Two philosophers stood ankle-deep at a beach, disputing & discerning. They were on the verge of a great synthesis when an unexpected wave knocked them over, dragging them across the bottom, filling their mouths with foam and tossing them back up on the sand.

When they were done coughing, they found they had forgotten their realization.

I want to see a Youtube video consisting of footage from A Man For All Seasons in which Sir Thomas More faces down his prosecutors, set to the tune of Harper Valley PTA.

We only get so much time in this world, and I’ve got other projects to use it on. But I would love to see it.

In the same vein, I want to see a fanvid for REM’s “Driver 8,” consisting of clip after clip of horrific rail accidents from Thomas the Tank Engine.

(Followup: Oh wow, somebody (sort of) did that one! But not with the rail accidents. I don’t know why they left that out. It’s the best part of Thomas the Tank Engine)

 

Last night we went to the museum. I got separated from my wife & kids and wandered into a room containing a massive scale-model diorama of Hong Kong and the entire Pearl River Delta. I could see tiny cars crossing the bridges, and see crowds around the bases of the skyscrapers.

A voice came over a PA. This exhibit was on the earthquake threat to the region.
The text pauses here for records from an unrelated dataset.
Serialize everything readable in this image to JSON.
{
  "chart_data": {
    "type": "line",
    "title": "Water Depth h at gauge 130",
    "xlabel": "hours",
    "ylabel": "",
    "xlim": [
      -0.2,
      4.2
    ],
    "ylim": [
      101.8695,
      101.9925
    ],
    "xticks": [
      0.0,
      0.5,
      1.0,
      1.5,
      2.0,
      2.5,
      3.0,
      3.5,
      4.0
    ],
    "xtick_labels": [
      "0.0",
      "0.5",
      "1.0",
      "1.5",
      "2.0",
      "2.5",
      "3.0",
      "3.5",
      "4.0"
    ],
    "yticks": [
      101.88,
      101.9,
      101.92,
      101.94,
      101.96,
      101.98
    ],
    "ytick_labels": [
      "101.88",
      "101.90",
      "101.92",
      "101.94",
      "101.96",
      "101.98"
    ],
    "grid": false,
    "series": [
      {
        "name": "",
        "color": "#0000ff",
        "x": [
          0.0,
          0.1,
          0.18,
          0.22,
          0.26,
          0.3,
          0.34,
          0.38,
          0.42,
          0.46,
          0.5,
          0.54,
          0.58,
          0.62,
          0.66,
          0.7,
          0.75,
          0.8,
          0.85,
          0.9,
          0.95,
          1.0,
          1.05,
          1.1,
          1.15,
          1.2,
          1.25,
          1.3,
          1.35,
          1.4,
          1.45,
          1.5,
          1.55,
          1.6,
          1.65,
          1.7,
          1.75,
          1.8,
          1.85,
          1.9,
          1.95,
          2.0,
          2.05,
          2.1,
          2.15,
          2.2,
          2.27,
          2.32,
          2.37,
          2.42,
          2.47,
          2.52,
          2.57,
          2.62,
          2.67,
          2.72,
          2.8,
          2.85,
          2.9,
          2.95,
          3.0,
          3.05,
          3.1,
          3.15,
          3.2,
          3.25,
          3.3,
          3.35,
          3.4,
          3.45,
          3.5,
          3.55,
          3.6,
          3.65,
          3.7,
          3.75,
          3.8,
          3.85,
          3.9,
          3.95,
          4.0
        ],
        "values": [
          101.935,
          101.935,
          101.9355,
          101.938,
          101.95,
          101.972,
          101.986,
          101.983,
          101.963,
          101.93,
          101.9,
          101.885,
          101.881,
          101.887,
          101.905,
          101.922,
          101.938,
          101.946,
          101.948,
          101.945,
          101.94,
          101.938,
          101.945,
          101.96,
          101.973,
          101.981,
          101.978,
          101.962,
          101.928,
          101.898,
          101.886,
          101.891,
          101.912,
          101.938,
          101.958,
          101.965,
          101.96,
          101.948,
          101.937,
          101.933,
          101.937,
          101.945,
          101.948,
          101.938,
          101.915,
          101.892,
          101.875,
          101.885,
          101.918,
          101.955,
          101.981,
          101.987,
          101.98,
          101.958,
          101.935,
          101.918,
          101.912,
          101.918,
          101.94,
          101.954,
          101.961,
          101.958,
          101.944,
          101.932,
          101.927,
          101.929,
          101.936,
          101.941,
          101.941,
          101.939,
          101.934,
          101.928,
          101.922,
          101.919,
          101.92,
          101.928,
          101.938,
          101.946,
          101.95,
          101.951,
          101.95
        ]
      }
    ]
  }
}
Sluices in the walls opened; water began to pour into the room. The diorama started to to shake.

I saw the bridges break, imagined the hundreds of cars falling into the sea. The streets began to flood, the skyscrapers to crumble. The PA explained that in the event of such an earthquake, the region would subside. I watched Hong Kong and Shenzhen, with their millions, sink beneath the rising water, until it was just me, standing waist-deep, with nothing else visible above the surface.

Drains opened. The water poured away and the diorama rose again for the next demonstration.

When I caught up with my family, my 6-yr-old asked “What did you see, Daddy?” I didn’t tell her. I didn’t want to scare her.

Then I woke up.

In my youth, I was promised a future in which Japan would take over the world.

In its stead, I received a future in which Japan is dying.

That’s OK. The Japan that would have taken over the world was not that Japan that I wished would have. It’s better this way.